The results obtained are in accordance with previous studies and confirm the fact that also a mild blood pressure elevation, already in middle age, constitutes a serious risk factor for future hypertension. CVD-risk grading tools, such as SCORE [
25], are important instruments for cardiovascular disease- and death-risk calculation and can serve as support in approaching question of treatment initiation. We believe, however, that in order to make prevention of cardiovascular disease more effective, employing early prevention of hypertension is essential as that may in a large part reduce the vascular consequences usually attributed to aging and further limit the population burden of blood pressure-related CVD as expressed by Fuch and Whelton [
3]. That age in itself is not the dominant factor is also illustrated by the increased risk of conversion from high normal blood pressure to manifest hypertension also generally seen among younger population strata [
3,
9‐
11]. In fact, most participants in our cohort were aged 30–50 years at baseline and thus illustrates the development of hypertension from adulthood into early middle-ages before age-related chronic conditions take overhand. Results obtained from this study can be instantly implemented into clinical practice in primary care through doctors emphasizing current blood pressure and BMI as major factors when identifying subjects in need of preventive measures to reduce the risk of developing hypertension. The major importance of BMI is in accordance with general recommendations of the maintenance of a healthy body weight by means of attention to caloric intake and physical activity [
26] and findings in previous interventions to reduce blood pressure using a strict diet on low sodium and the DASH-diet, respectively [
27,
28]. The implications for clinical practice and strategies of prevention are obvious.

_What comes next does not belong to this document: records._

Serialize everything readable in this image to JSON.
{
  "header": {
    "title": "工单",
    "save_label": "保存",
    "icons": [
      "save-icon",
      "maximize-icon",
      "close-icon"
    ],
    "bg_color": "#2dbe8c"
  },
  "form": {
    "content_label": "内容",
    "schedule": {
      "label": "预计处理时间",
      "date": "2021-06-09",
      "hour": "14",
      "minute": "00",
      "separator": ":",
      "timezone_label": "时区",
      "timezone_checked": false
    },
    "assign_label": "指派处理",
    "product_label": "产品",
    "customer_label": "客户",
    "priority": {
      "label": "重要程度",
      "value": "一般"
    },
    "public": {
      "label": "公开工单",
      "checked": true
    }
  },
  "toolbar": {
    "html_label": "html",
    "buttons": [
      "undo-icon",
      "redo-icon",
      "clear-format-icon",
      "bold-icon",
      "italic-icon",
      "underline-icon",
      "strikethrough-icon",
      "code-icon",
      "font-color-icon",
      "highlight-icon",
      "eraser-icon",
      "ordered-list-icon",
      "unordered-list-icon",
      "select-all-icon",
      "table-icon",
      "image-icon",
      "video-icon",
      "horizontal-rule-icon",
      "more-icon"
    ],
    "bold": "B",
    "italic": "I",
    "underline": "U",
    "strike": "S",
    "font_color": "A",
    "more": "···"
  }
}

Among the strengths of this study are the representative population-based sampling and the comparably high participation rate, that confers a strong generalizability. It should be emphasized that our study population derives from two smaller communities, Vara with about 16,000 residents and Skövde with about 50,000 residents, and thus exposed to a higher prevalence of overweight and obesity as there is a strong gradient along the population density for these conditions as recently published by Hemmingsson et al. [
29]. Other differences in lifestyle and in the environment should also be considered when comparing the outcome to that in bigger cities, however, the strong basic determinants should still be the same. Further strengths are the utilization of standard methods and the strict repeating of the same study protocol. Limitations of this study include the natural risk for inaccuracy regarding self-reported information and losses to follow-up. Furthermore, the study did not take into account diet and especially not salt consumption, an important factor in hypertension aetiology and blood pressure regulation, thus a potential residual confounder [
27]. Though length of education was not a significant factor in the incidence of hypertension in our study other information on socioeconomic aspects could also have been valuable in the analysis.
In conclusion, high normal blood pressure is common in the general population and these individuals run a considerable risk of progression to manifest hypertension already in the middle-ages, as do individuals with one or two blood pressures within the hypertension range. They should be easy to identify among the flow of patients in primary care applying the present findings and proper intervention should be in accordance with general preventive strategies with a focus on diet and starting in young adults. However, controlled clinical trials comprising also cost benefit analyses are called for in this area.